Treatment of HAE comprises addressing acute attacks and providing short- and long-term prophylaxis. Antihistamines, epinephrine, and glucocorticoids used for the treatment of histamine- or mast cell–mediated edema are not effective. For acute attacks, plasma-derived C1 inhibitor is an option, among others. In the past, fresh, frozen plasma was the preferred treatment, but it has fallen out of favor because of the potential to worsen the attack. 

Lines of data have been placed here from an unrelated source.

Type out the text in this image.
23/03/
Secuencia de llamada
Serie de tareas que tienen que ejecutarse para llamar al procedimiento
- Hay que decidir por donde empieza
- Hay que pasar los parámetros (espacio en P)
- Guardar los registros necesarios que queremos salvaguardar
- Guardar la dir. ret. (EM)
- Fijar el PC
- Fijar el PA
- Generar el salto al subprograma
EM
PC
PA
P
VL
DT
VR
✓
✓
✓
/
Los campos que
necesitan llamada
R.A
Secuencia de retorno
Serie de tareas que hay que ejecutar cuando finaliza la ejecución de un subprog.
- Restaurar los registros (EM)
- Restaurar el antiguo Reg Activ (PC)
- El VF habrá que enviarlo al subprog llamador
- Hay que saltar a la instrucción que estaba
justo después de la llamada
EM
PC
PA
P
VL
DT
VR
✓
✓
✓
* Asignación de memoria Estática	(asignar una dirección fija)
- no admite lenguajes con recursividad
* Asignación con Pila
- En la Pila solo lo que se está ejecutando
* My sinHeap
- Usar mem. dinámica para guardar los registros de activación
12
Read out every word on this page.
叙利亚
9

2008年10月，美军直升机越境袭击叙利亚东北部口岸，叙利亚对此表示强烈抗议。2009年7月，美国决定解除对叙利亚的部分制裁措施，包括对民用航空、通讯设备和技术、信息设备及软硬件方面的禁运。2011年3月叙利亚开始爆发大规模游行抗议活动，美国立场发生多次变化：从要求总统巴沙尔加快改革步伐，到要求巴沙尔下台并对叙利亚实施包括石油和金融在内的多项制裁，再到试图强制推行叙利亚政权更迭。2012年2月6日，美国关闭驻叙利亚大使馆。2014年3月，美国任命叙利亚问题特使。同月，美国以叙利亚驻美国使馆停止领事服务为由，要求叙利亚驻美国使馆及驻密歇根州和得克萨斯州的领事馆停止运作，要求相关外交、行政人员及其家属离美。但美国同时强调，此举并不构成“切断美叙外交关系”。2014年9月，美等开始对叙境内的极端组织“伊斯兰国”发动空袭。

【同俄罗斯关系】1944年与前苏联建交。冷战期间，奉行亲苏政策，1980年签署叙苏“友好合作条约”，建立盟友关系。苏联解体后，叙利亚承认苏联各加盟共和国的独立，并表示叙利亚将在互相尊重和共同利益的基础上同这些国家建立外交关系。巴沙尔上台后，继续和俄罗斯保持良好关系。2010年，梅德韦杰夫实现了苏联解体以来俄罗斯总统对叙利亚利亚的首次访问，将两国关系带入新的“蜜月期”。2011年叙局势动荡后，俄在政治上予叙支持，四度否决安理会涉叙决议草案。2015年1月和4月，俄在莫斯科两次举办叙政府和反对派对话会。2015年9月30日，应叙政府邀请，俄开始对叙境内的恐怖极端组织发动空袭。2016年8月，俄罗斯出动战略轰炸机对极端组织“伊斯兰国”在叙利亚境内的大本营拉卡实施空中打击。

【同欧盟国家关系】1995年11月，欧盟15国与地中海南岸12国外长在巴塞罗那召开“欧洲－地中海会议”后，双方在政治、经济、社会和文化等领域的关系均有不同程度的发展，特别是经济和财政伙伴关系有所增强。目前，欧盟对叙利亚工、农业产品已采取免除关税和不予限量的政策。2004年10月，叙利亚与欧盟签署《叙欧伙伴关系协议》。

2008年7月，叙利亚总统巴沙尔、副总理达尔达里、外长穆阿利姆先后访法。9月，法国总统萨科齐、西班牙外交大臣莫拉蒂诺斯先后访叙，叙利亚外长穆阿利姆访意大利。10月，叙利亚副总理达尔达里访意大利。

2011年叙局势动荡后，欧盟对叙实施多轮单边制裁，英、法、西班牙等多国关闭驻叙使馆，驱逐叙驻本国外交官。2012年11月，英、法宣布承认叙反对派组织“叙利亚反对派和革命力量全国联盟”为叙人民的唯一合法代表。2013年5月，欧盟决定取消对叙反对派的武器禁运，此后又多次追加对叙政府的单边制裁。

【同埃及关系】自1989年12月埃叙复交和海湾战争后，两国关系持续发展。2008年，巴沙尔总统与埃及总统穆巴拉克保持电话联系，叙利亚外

Short-term prophylaxis may be considered before triggering events, such as medical or dental procedures. Options for short-term prophylaxis include plasma-derived C1 inhibitor within 2 hours or danazol 400 to 500 mg/day a week before the procedure. These treatment options are most effective for types 1 or 2 HAE, but they also may be considered for other types of HAE. Long-term prophylaxis includes plasma-derived C1 inhibitors and kallikrein inhibitors, among others. Epinephrine is not effective for treating patients with an acute attack of HAE, so a medical alert bracelet or alert in a patient’s electronic record may be considered to guide treatment in the case of an emergency. 

Exogenous estrogens or ACE inhibitors may worsen symptoms and are not recommended in patients with HAE. Progestins, tranexamic acid, and attenuated androgens such as danazol may be helpful for the treatment of HAE in patients with a normal C1 inhibitor level.